Reflexión

AUTODESCUBRIRSE

A finales de abril, tuve la oportunidad de autodefinirme como mujer que sigue sobreviviendo a las consecuencias de una terrible enfermedad. Lo hice en un congreso de estudios mexicanos frente a un público de al menos diez personas donde se encontraban algunos académicos que admiro. Quizá no era el lugar para mencionarlo, pero para mí fue un momento crucial y emotivo, porque pude encontrarme conmigo misma y verme recogiendo mis pedacitos rotos, levantarme y decir, “sí, también pasé por el infierno y es posible reconstruirse”.

Bueno, no lo dije así tal cual, en un principio lo dije desde la distancia, por medio de la lectura y el análisis de un hermoso libro, El diario del dolor de María Luisa Puga. Libro en el que, mediante el ejercicio privado de la escritura del diario, la autora buscó nombrarse y nombrar a su dolor tras ser diagnosticada con artritis reumatoide inflamatoria. No para curarse, pues su destino estaba dictado, sino para forjar su nueva identidad de enferma crónica, y a partir de ahí, buscar herramientas para habitar el mundo desde el nuevo ritmo que su enfermedad le impuso. 

El congreso de Mexicanistas al que asistí, dedicado al “Cuidado y la reparación”, me era necesario para acercarme a las obras y estudios que giran en torno a temas de mi actual interés académico. Mi propósito no era compartir información personal, es decir, el otro motivo por el cual leí el diario de Puga, que buscaba ejemplos para escribir sobre mi propia experiencia, pero una señora del público, que me recordó a mi madre, después de decir palabras alagadoras hacia todos los ponentes, preguntó ¿por qué nos acercamos a esas obras? En ese momento todo a nuestro alrededor desapareció. Como si solo nosotras dos estuviésemos ahí y pronto entré en confianza, pues esa atmósfera de silencio y atenta escucha que envolvía el salón, la había hallado anteriormente solo en las páginas de mi diario. Sin pensarlo mucho, me animé a ser transparente. Fui sincera y compartí, quizá de más, algo que no había podido sacar desde mi propia voz. 

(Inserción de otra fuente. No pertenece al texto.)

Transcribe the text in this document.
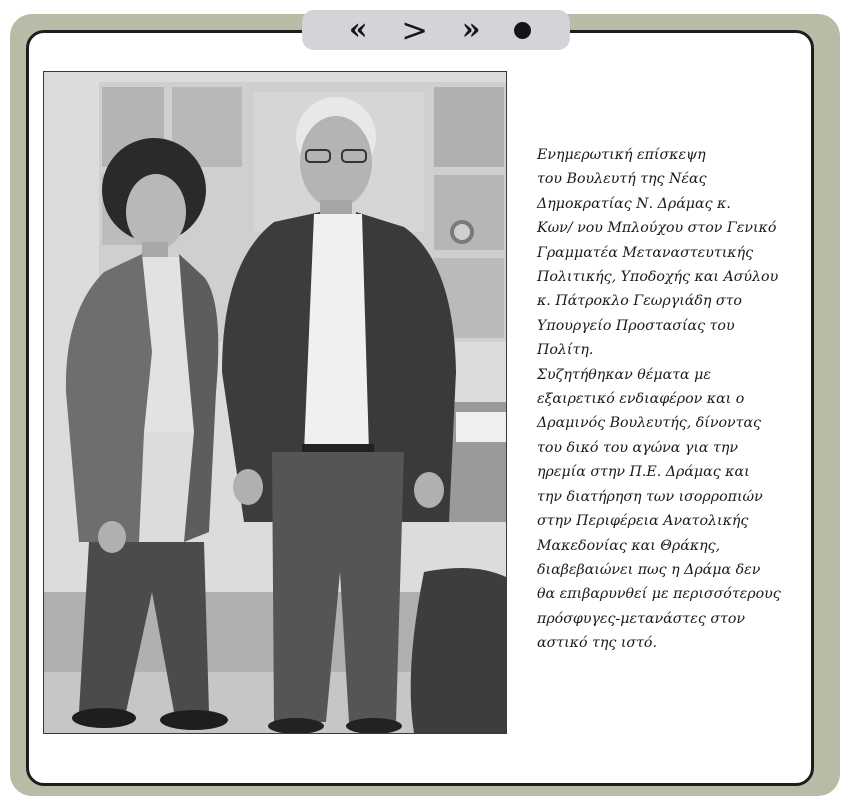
« > »
Ενημερωτική επίσκεψη
του Βουλευτή της Νέας
Δημοκρατίας Ν. Δράμας κ.
Κων/ νου Μπλούχου στον Γενικό
Γραμματέα Μεταναστευτικής
Πολιτικής, Υποδοχής και Ασύλου
κ. Πάτροκλο Γεωργιάδη στο
Υπουργείο Προστασίας του
Πολίτη.
Συζητήθηκαν θέματα με
εξαιρετικό ενδιαφέρον και ο
Δραμινός Βουλευτής, δίνοντας
του δικό του αγώνα για την
ηρεμία στην Π.Ε. Δράμας και
την διατήρηση των ισορροπιών
στην Περιφέρεια Ανατολικής
Μακεδονίας και Θράκης,
διαβεβαιώνει πως η Δράμα δεν
θα επιβαρυνθεί με περισσότερους
πρόσφυγες-μετανάστες στον
αστικό της ιστό.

Esto me lleva a preguntarme, ¿Por qué no lo había hecho antes? Mi madre me pedía no compartir esa parte mí. Decía que no quería causar “qué decir” entre sus conocidos, ni que me vieran con lástima. Sin duda, nuestro estatus migratorio también influyó en su silencio. Lo cierto es que esa fue su manera de protegerme. ¿Y, por qué, cuando por fin podía decidir sobre mis acciones, preferí seguir ocultando esta parte de mi historia? Temía mostrar mi vulnerabilidad, me creí la etiqueta con la que mis médicos y seres queridos me definían: “eres fuerte, una guerrera, tú puedes con todo”. Entonces, en lugar de desafiar, quise demostrar que en efecto, soy fuerte y nada me podía lastimar. Esto me hizo mucho daño. 

En la adolescencia y años de madurez, si enfermaba, simplemente desaparecía unos días, me encerraba en casa, me ponía la pijama y mientras pasaba el mal y el cansancio supremo, leía mis cuentos de misterio y veía mis caricaturas favoritas. Volvía a la vida cuando me sintiese lista. Nadie necesitaba enterarse. Si debía realizar visitas médicas a la ciudad, al regresar, decía que me fui unos días a pasear, que mi madre me necesitaba en casa. Cualquier excusa para esconder mi pasado. Para no invocar a ese horrible monstruo de la enfermedad y mantenerlo alejado de mí y mi familia. Es más, lograba evitarlo tan bien que por momentos me olvidaba de él. Creí que no volvería a sentir la malévola presencia del cáncer, pero qué equivocada estaba. Regresó, y esta vez en el torrente sanguíneo de la mujer que más he amado en la vida. El final no fue afortunado. Ella no pudo decir las palabras que yo dije esa tarde: “Tuve cáncer, pero sobreviví”. Esa tarde en el congreso, antes de comenzar la lectura de mi ensayo, en mi voz interior dije “esto es para ti Lolita”. Una vez más, ella y su recuerdo encarnado en la señora del público que realizó la pregunta, me apoyaron en mi momento de autodescubrimiento, y fue un alivio.